Can registries answer some of these difficult issues regarding small renal masses? Perhaps not all, but some of the smaller issues can be addressed. For example, an Italian consortium has published outcomes from a multicenter registry that address the question of how much parenchyma needs to be removed at partial nephrectomy.2 European urologists have teamed up with interventional radiologists to publish outcomes for cryoablation from an international registry.3 While registries cannot provide the same level of evidence as a trial, they tend to accrue data much faster and therefore can publish outcomes that are not out of date by the time they hit the press. When designed well, they can provide enough detail to allow comparisons between groups of patients that large databases cannot.

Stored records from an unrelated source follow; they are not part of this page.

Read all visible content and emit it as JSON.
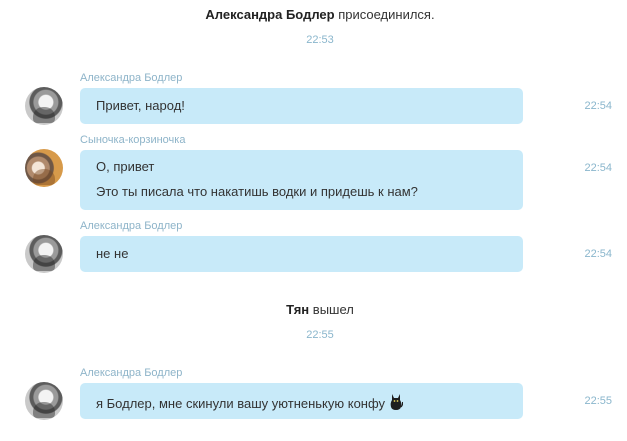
{
  "events": [
    {
      "name": "Александра Бодлер",
      "action": "присоединился.",
      "time": "22:53"
    },
    {
      "name": "Тян",
      "action": "вышел",
      "time": "22:55"
    }
  ],
  "messages": [
    {
      "sender": "Александра Бодлер",
      "lines": [
        "Привет, народ!"
      ],
      "time": "22:54",
      "avatar": "gray-photo-avatar"
    },
    {
      "sender": "Сыночка-корзиночка",
      "lines": [
        "О, привет",
        "Это ты писала что накатишь водки и придешь к нам?"
      ],
      "time": "22:54",
      "avatar": "warm-photo-avatar"
    },
    {
      "sender": "Александра Бодлер",
      "lines": [
        "не не"
      ],
      "time": "22:54",
      "avatar": "gray-photo-avatar"
    },
    {
      "sender": "Александра Бодлер",
      "lines": [
        "я Бодлер, мне скинули вашу уютненькую конфу"
      ],
      "time": "22:55",
      "avatar": "gray-photo-avatar",
      "emoji": "black-cat-emoji"
    }
  ],
  "colors": {
    "bubble": "#c8eaf9",
    "sender_name": "#8eb4c9",
    "timestamp": "#8ab6cc",
    "text": "#333333"
  }
}
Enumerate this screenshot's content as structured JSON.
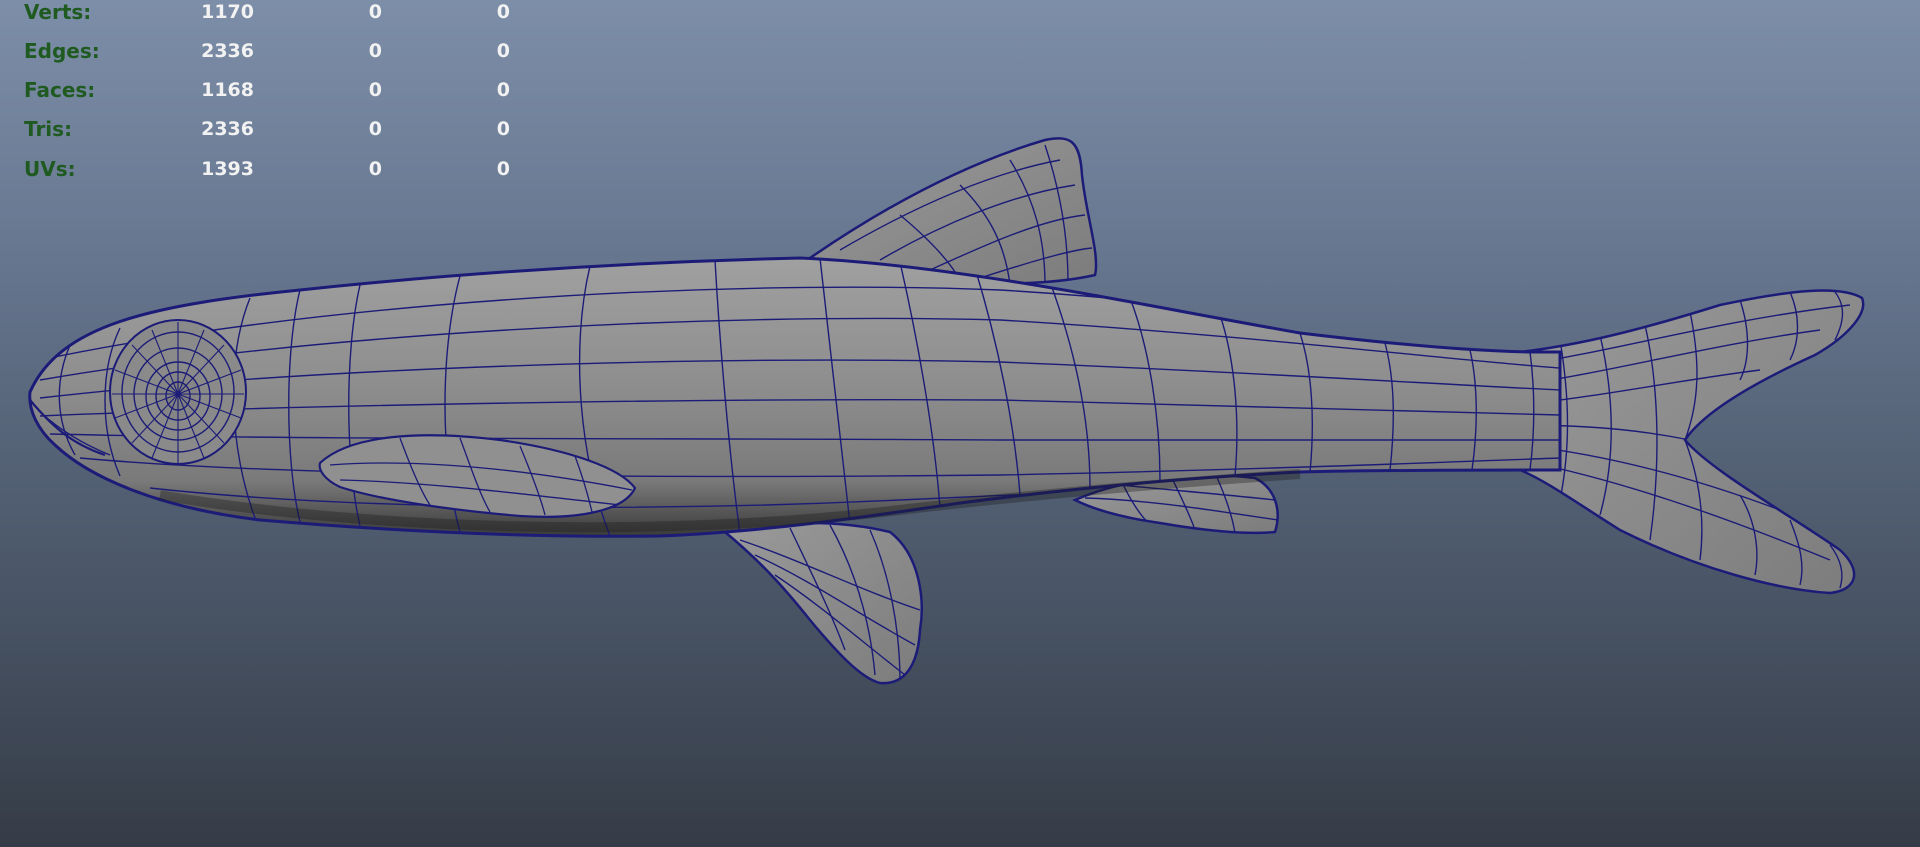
{
  "hud": {
    "rows": [
      {
        "label": "Verts:",
        "values": [
          "1170",
          "0",
          "0"
        ]
      },
      {
        "label": "Edges:",
        "values": [
          "2336",
          "0",
          "0"
        ]
      },
      {
        "label": "Faces:",
        "values": [
          "1168",
          "0",
          "0"
        ]
      },
      {
        "label": "Tris:",
        "values": [
          "2336",
          "0",
          "0"
        ]
      },
      {
        "label": "UVs:",
        "values": [
          "1393",
          "0",
          "0"
        ]
      }
    ]
  },
  "colors": {
    "hud_label": "#1f5a20",
    "hud_value": "#f2f2f2",
    "wireframe": "#1c1c78",
    "mesh_fill": "#8c8c8c",
    "background_top": "#7d8ea8",
    "background_bottom": "#353c47"
  },
  "scene": {
    "model_icon": "fish-mesh-icon"
  }
}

Francis X. Keeley Jr. MD FRCS (Urology) Bristol, United Kingdom

Associate Editor

1. Van Poppel H, Da Pozzo L, Albrecht W et al. A prospective, randomised EORTC intergroup phase 3 study comparing the oncologic outcome of elective nephron-sparing surgery and radical nephrectomy for low-stage renal cell carcinoma. Eur Urol 2011;59(4):543-552.

2. Longo N, Minervini A, Antonelli A et al. Simple enucleation versus standard partial nephrectomy for clinical T1 renal masses: perioperative outcomes based on a matched-pair comparison of 396 patients (RECORd project). Eur J Surg Oncol 2014;40(6):762-768.

3. Nielsen TK, Lagerveld BW, Keeley F et al. Oncological outcomes and complication rates after laparoscopic-assisted cryoablation: a European

Registry for renal cryoablation (EuRECA) multi-institutional study. BJU Int 2016;Aug 4. (Epub ahead of print).